Would be Live-Blogging the ISSS/ISAC Conference

16 October 2009, 1506 EDT


… but for the fact that, though security specialists can theorize the millitarization of cyberspace they cannot manage to provide wireless access at their otherwise excellent academic conferences.

Will my IPhone be sufficient to the task? Stay tuned.

8:25 am PST: Geostrategy and Post-Arctic World panel, James Manicom draws interesting links between nationalism and EEZs. Offshore territorial disputes in the Arctic & Spratlys are less about resources or geopolitics and more about identity. Hm.

8:35 irony: melting arctic continental shelf both tells us climate change is real and scary and provides new and exciting ways to contribute to the problem. But only if oil hits $80 a barrel. Also ice is only at it’s third thinnest this year – thickening right now not thinning.

8:43 Barry Zellen: Indigenous issues will matter resolving tensions btwn sovereignty, territory, identity and natural resource claims in a post-arctic world. Could the Inuit become the Saudi royal family of the 21st century? (Canadian?) Northwest Passage per se will become less passable therefore less relevant if warming trends continue. New trans-Polar sealanes will Solve maritime pracy problem. (? I think not… piracy hotspots will move.)

8:56 superior model 4 conf panels: speakers who know and like eachother interjecting into one anothers presentations = exciting synergistic format

10:46 compelxity State disorder and global commons panel. Frak missed the maritime piracy paper while hobnobbing. But Justin Logan has very thouhtful views on failed states. U know it will be a good talk when the speaker introduce shimself as a “bad politicAl scientist.” but he only means he’s challening conventional wisdom, hey Isnt that part of what we do?
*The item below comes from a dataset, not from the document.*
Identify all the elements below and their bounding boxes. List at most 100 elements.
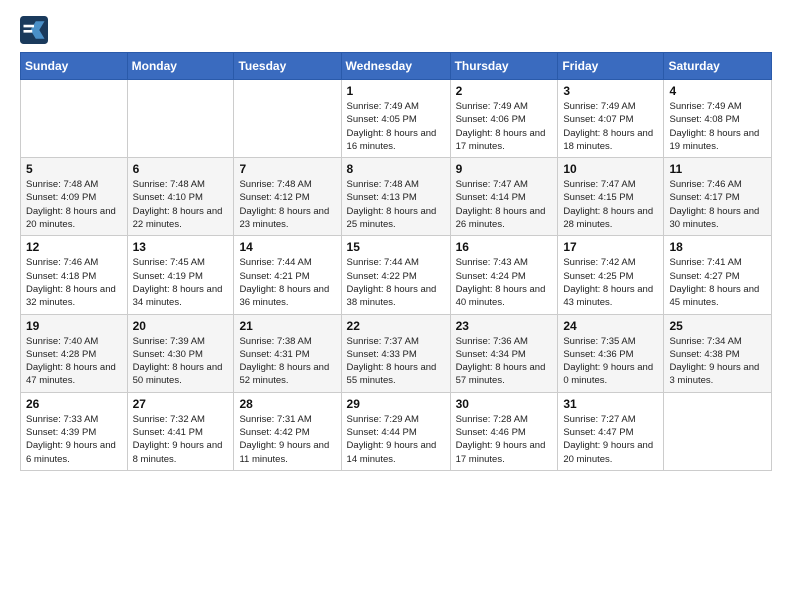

His key Argument, spelled out in a recent CATO paper: failed states r not the scurity threat we have thought.

11:14 Useful insight: the idea that state failure is more threatening than invasion by other states may be true and meaningless if incidence of interstate war is approaching zero. Is CATO throwing out the baby with the bathwater, though? Logan’s argument seems to support a standardization of measures for state failure to derive useful insights (it’s true that if you lump together current indices and get both N Korea and Somalia as “failed states” this doesn’t tell us much). But I’m not sure “ignore people who talk about failed states” is a useful policy prescription.

11:28 Curse of the multiple commenter. Brevity, for frak’s sake!

11:37: Does the US have a national maritime policy? What is it? Where does the navy fit into grand strategy?

11:50: This conference has had a number of panels/papers invoking the global commons as a way to lump papers together, but the concept of the commons – what it means, how it’s changing, how governance is problematized in these areas – has been under-discussed on these panels.

1:37 Total caffeine saturation achieved. Must read papers on cyber-security, cluster munitions, UAVs and bioweapons gy in the next 2 hours to fulfill discussant duties. Comments to follow.